I always try to remind my family that Salat keeps us all grounded in our faith. It brings us closer to Allah (SWT). We are reminded that, as Muslims, “Bismillaah ar-Rahman ar-Raheem. Be ever mindful of prayers, and of praying in the most excellent way; and stand before God in devout obedience’. (Qur’an 2:238)

For us Muslims, praying five times a day can be a struggle. It can even be harder for young people. We are in the age of the Internet and other technology offers fast-paced distraction, encouraging our youth to want things immediately. Scheduling regular prayers can seem impossible.

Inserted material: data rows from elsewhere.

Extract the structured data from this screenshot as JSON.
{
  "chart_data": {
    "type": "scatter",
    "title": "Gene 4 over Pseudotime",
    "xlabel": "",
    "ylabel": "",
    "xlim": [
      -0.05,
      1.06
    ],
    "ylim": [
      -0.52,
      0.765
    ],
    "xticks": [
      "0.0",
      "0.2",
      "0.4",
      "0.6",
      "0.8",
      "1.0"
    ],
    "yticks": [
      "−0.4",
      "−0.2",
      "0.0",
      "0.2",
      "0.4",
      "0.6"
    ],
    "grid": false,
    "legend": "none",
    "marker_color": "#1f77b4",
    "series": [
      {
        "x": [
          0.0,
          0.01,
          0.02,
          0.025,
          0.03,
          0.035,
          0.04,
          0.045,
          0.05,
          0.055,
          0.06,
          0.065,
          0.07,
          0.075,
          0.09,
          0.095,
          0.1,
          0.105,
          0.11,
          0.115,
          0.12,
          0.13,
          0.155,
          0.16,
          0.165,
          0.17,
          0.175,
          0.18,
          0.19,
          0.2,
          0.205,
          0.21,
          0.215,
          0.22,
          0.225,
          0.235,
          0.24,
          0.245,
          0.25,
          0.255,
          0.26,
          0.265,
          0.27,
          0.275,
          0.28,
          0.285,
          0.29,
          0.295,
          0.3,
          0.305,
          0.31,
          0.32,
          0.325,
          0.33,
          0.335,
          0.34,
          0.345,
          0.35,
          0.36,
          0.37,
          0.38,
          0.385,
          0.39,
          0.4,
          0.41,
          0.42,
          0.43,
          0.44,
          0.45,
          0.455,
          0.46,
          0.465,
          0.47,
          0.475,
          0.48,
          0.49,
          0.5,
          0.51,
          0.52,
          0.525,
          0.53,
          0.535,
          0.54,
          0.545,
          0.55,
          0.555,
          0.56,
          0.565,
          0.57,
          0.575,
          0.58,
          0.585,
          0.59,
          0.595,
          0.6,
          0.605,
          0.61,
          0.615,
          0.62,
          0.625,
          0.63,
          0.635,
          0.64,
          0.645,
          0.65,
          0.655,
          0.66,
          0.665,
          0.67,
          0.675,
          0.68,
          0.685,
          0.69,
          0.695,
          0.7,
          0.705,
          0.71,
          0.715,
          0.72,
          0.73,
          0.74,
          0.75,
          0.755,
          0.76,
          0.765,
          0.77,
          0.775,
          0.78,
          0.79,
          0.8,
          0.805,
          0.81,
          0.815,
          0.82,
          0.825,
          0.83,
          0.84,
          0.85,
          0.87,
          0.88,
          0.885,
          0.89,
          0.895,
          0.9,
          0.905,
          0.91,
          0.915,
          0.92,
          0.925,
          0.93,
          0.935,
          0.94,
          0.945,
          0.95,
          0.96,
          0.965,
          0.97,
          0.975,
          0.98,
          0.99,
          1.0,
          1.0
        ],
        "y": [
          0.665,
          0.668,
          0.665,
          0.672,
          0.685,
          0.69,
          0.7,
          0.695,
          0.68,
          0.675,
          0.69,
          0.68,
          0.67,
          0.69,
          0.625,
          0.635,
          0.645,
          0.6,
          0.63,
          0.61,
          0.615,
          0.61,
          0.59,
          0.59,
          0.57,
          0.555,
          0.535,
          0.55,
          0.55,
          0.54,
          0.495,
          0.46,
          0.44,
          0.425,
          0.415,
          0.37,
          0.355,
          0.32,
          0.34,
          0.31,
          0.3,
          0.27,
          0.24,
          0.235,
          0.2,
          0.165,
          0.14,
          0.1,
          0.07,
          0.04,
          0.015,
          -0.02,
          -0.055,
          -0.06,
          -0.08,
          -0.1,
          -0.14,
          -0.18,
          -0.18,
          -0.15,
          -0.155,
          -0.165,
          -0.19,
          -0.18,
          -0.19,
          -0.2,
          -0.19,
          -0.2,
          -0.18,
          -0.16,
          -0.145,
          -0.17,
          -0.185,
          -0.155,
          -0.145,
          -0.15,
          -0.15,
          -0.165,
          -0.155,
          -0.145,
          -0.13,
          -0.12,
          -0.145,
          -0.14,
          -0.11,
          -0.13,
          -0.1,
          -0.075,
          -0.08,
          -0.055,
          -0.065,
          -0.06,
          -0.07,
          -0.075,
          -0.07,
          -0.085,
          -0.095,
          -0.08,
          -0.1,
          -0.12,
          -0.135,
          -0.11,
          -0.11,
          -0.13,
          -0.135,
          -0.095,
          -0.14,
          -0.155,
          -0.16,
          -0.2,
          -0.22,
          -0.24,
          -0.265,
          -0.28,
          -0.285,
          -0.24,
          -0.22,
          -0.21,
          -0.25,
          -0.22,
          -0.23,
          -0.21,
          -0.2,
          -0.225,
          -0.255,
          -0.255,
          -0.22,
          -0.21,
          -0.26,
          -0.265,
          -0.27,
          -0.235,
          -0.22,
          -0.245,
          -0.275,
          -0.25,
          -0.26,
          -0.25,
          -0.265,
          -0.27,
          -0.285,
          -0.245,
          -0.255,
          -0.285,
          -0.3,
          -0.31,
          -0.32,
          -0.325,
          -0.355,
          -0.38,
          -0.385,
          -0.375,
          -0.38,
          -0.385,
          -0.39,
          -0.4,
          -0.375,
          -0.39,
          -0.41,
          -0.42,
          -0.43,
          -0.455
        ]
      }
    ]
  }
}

During this ECQ, praying five times a day can be a habit that we can start. After Suhoor (before dawn meal during Ramadan), and before we go to sleep, we can pray Salat al-fajr. We can then truly wake up at around 9 in the morning, and then do our work or household chores. Then, by 12:30, we can pray Salat al-zuhr.

Then we can go back to our work, then at around 3:15 in the afternoon, we can pray Salat al-’asr. By that time, it will be less than three hours before Iftar and we can prepare our food. Just after sunset, we can pray Salat al-maghrib, then followed by breaking our fast. After having our Iftar meal, we will prepare to pray Salat al-Isha. Before going to bed to end the day, we can read the Holy Qur’an.

When praying, we keep in mind our intentions – specifically, to be closer to Allah. Let us make that our encouragement to stay consistent in our prayers.